Sunday, 15 November 2009

Money for nothing... Buffett style

BBC 2's Evan Davis met the world's greatest investor and summed up Buffett's simple strategy like so...
  1. Invest... don't speculate. It's the cash flows from the asset that generate your return, not the movement in the price.
  2. You don't have to diversify. "If somebody owns 50 stocks, can they really like the one they rank as number 50 as well as the one they rank as number 1? Can they know it as well? I don't think so."
  3. Be a business owner. Don't just buy shares.
  4. Allocate capital efficiently. Take the profits of one business and invest them in another.
  5. Don't get into debt. "If you're smart you don't need it, and if you're dumb you've got no business using it."
The mark of an intelligent person is one who can make the complicated sound simple. Buffett and his investment style embody this in spades.

Monday, 9 November 2009

The deflation vs. inflation debate continues...

On Thursday I went to a presentation by Charles Dumas of Lombard Street Research and Ian Harnett of Absolute Strategy Research. Here are the key messages…


Charles Dumas in the deflation corner 

US fails all 4 of the Friedman's 4 steps to inflation (his evidence is in brackets):
    1. Rapid growth of broad money (money supply collapsed)
    2. Asset price boom (markets 25% off peaks)
    3. Overheating of economy (US in recession)
    4. Inflation (CPI falling)
    US M3 growth c. 4% but underlying this, the picture is different. Bank lending to private sector -6% so M3 growth coming from QE and govt stimulus 

    US unemployment rising (currently 9% which is highest since 1982), therefore wage growth negative. Dumas expects unemployment to continue rising & then stabilise as GDP next year will be way below normal recovery rates. Given the NAIRU (non accelerating inflation rate of unemployment) is 5-6% in the US, don't expect any wage growth (and by extension inflation) any time soon.

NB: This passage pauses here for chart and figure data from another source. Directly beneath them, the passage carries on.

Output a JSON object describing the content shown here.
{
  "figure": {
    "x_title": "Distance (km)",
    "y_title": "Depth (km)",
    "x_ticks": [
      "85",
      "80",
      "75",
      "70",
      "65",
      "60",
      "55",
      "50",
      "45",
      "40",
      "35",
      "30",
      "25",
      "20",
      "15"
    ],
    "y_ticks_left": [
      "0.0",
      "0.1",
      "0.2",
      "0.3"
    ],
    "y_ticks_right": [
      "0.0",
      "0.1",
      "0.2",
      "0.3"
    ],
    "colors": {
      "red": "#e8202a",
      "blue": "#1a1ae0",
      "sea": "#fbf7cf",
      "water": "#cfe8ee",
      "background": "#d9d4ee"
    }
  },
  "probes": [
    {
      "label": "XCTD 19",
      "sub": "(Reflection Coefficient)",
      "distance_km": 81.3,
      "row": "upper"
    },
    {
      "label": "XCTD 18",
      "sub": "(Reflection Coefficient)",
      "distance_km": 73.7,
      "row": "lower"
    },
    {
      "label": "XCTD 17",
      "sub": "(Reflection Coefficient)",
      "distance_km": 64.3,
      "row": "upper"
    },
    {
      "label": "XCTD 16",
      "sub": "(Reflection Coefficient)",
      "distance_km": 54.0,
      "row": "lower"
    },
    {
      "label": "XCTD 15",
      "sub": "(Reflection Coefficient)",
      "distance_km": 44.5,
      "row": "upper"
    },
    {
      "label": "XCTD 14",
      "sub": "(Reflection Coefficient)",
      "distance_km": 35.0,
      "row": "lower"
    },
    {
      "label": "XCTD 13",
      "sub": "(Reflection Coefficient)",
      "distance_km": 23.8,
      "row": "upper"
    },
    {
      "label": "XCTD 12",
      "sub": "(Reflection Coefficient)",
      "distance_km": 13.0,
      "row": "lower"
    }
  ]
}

Indeed, hourly wage growth of only 0.5% + rising unemployment rising CPI  

    US trend growth is c. 3%. Going forward, trend growth will be lower at 2.2% due to the collapse of key industries such as financials. In this recession, GDP has fallen -5.6% so output gap is c. -7.8%. If the US economy grew by +4% to +5% p.a. for 3 years the output gap would be closed. He therefore believes CPI will stop falling in 3 years time, although this is optimistic given lower expected growth rates. Dumas notes that the coefficient between the US output gap and CPI is c. 25% (i.e. if gap is -4%, CPI = -1%). 

    Finally, CNY/ USD peg has reduced Chinese export prices, which has increased China's market share. So, China wins if USD is weak, as does the US since their exports are also cheaper. However, this is negative for Japanese and European exports. 

    Conclusion slide shown below…

         
        Ian Harnett in the inflation corner 

        Inflation will be caused by 2 factors:
          1. Low inventories will result in frictional inflation due to supply shortages
          2. Liquidity creation is causing asset price inflation 
          This is more of a corporate rather than a consumer recession (e.g. US consumption contribution to GDP is still positive while investment & inventories are negative contributors). This is causing a supply shock. Supply chains have been built on the Great Moderation and are therefore unable to cope with economic volatility and associated sudden pick ups in demand. To demonstrate this he looks at US ISM prices paid and ISM inventories minus shipments (orders), which move in tandem (see chart). Both are positive as prices paid are rising due to sudden inventory rebuild.



            The corporate response to the credit crunch has been to slash costs & capex in order to preserve free cash flow. However, this can't continue and Harnett expects employment to pick up in the near future (see chart of claims [lagged 6 months] & unemployment). This, will also increase monetary velocity.
               
              Asset prices are rising across the board (he highlights the 14% annualised growth in UK house prices over the last 3 months as well as the rise in the oil price). This combined with the fact that the Bank of England appear to be targeting nominal GDP growth of +5% (MPC member Charles Bean Feb 09 speech re targeting "growth in overall economy of circa 5%"). A focus on price levels of assets such as house prices will keep policy looser for longer. The BoE will therefore tolerate much higher CPI in order for prices to get back to pre crash levels.

              Inflation will appear in asset prices before consumer prices, which will be the catalyst for rising yields (e.g. US 2 year currently below level of US core CPI, a relationship that will not hold for much longer).

              So there you go. Please excuse my crude attempt to distil such complex arguments and make your own mind up.